French multinational AccorHotels became one of the first big hotel firms to buy into a home-sharing start-up last year when it took a minority stake in Oasis, which facilitates the renting of fully-vetted upscale homes, along with an in-person concierge. Parker Stanberry started the firm in 2009 as a New York expat in Buenos Aires because he wanted better access to local amenities — like a good Spanish tutor.

Hotels have also proved resilient at keeping market share and sales, even in the face of competition from Airbnb, although they're probably facing price pressure.

"If you're able to charge two times the prevailing ADR [average daily rate] during a high-compression period, who's to say you couldn't charge 3 times were it not for Airbnb?" said Richard Hightower, head of real estate research at Evercore ISI.
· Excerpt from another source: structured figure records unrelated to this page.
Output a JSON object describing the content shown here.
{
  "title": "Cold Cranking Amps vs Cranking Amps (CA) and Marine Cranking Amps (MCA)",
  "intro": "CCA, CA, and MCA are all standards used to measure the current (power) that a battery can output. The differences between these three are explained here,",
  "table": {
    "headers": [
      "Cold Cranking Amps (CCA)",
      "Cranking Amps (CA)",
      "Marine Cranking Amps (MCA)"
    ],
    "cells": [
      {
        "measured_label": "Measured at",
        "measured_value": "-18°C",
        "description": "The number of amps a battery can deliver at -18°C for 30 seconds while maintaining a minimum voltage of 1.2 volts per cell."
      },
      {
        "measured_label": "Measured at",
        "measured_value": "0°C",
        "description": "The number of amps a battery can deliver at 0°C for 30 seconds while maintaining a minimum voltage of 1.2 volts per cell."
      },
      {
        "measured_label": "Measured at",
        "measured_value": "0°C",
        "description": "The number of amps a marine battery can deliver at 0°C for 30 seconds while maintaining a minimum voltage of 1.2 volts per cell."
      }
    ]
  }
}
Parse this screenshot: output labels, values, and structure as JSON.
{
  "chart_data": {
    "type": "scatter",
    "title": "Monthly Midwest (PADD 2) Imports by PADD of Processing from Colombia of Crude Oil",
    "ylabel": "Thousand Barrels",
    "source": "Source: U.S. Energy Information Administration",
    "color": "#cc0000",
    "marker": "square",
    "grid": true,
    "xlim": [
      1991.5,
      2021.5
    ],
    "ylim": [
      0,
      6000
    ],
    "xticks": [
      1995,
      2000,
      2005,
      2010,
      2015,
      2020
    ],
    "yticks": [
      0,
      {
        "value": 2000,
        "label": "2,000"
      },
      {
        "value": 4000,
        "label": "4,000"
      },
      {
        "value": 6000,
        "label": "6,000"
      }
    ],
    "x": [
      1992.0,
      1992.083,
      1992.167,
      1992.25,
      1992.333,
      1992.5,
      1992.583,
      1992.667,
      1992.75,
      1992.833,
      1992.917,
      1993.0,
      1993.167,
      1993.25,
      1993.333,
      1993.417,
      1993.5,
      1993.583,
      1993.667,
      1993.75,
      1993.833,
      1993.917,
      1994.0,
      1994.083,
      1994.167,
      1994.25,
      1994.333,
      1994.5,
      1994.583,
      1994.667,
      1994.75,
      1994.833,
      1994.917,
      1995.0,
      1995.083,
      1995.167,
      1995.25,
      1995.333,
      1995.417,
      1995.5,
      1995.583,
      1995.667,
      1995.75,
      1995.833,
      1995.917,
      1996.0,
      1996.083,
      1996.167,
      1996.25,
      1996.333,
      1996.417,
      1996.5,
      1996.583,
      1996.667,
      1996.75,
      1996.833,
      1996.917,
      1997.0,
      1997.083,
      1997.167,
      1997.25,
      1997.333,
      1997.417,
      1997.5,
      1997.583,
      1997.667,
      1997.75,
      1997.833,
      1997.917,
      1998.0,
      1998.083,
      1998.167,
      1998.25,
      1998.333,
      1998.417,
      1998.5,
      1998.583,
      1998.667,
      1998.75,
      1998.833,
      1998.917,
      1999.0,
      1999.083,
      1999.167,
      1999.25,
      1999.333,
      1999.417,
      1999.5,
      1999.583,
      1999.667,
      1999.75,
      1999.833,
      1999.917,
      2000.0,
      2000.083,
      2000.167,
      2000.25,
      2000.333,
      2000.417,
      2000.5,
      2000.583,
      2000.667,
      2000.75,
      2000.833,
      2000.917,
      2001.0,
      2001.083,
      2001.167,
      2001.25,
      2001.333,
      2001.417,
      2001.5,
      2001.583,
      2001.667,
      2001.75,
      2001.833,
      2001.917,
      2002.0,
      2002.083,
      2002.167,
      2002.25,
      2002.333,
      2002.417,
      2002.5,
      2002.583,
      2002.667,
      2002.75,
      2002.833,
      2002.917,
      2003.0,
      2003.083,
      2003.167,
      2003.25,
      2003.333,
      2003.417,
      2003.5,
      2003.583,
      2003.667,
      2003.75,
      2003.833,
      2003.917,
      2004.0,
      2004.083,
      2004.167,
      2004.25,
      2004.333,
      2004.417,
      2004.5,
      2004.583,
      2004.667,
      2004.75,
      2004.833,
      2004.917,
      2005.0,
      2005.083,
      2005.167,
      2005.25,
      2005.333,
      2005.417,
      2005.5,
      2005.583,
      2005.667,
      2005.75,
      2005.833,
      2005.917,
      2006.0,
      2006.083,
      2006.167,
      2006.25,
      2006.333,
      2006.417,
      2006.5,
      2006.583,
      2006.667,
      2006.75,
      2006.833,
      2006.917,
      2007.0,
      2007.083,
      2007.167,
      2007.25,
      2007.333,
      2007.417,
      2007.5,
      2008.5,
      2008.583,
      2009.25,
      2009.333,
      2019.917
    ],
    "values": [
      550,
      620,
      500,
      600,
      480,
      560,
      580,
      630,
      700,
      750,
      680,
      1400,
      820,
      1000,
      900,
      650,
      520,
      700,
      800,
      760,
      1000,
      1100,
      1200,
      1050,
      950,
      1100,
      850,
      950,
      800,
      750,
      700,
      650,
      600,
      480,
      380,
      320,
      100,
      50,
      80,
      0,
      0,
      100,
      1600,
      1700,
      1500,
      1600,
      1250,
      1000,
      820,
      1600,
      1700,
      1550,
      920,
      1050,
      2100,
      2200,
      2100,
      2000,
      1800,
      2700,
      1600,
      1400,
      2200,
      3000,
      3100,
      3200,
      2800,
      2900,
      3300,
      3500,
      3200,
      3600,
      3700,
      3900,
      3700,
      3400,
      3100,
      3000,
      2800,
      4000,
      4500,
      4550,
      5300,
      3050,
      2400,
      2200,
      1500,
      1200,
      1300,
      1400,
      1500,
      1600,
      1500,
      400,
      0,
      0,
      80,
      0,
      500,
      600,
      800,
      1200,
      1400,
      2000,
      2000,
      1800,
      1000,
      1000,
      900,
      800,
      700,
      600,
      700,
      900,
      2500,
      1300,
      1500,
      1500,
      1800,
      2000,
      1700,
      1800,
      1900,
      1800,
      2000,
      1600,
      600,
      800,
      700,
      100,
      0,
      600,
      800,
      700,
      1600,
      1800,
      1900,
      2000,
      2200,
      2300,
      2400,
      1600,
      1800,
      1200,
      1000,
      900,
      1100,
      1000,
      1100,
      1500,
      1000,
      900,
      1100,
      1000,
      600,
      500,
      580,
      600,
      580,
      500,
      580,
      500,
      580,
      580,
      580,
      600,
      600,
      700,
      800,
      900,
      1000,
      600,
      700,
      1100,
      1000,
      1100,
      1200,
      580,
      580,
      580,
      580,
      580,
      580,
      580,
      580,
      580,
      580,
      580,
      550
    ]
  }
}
Hotels' growth is also slowing. A TravelClick measure of hotel bookings shows deceleration continuing into the first quarter of 2018, and Airbnb is among the drivers of that trend.

But its success, according to analysts, has been mostly limited to leisure travelers, the biggest markets in the United States, and around major events. Airbnb has yet to make any real impact on the business travel market.

A recent report from research firm STR shows that from July 2015 to July 2016, Airbnb's share of market demand and revenues in the $199 billion industry was 4 percent and 3 percent, respectively. And while Airbnb's listings outnumber by three units to one the inventory of the world's largest hotel company, Marriott International, about 2 million Airbnb units aren't exactly comparable: shared spaces, "the yurts, boats and igloos — if you take those units out that aren't necessarily everyone's cup of tea, you get a slightly different count," said Jan Freitag, STR's senior vice president of lodging insights.

Analysts do expect it to make further gains across the United States as brand awareness grows — Google search traffic for Airbnb hit an all-time high in April. And even as growth in Airbnb's core vertical slows, analysts pointed to one qualitative sign that may say the most about Airbnb's upending of the hotel industry as it begins a major push into other sectors of the travel industry: the unexpected alliances that Airbnb has forced the hotel giants to seek.

"I can't think of another issue where you have large corporations (and their corresponding industry lobby) sitting on the same side of the table as labor unions and affordable housing advocates," said Evercore's Hightower.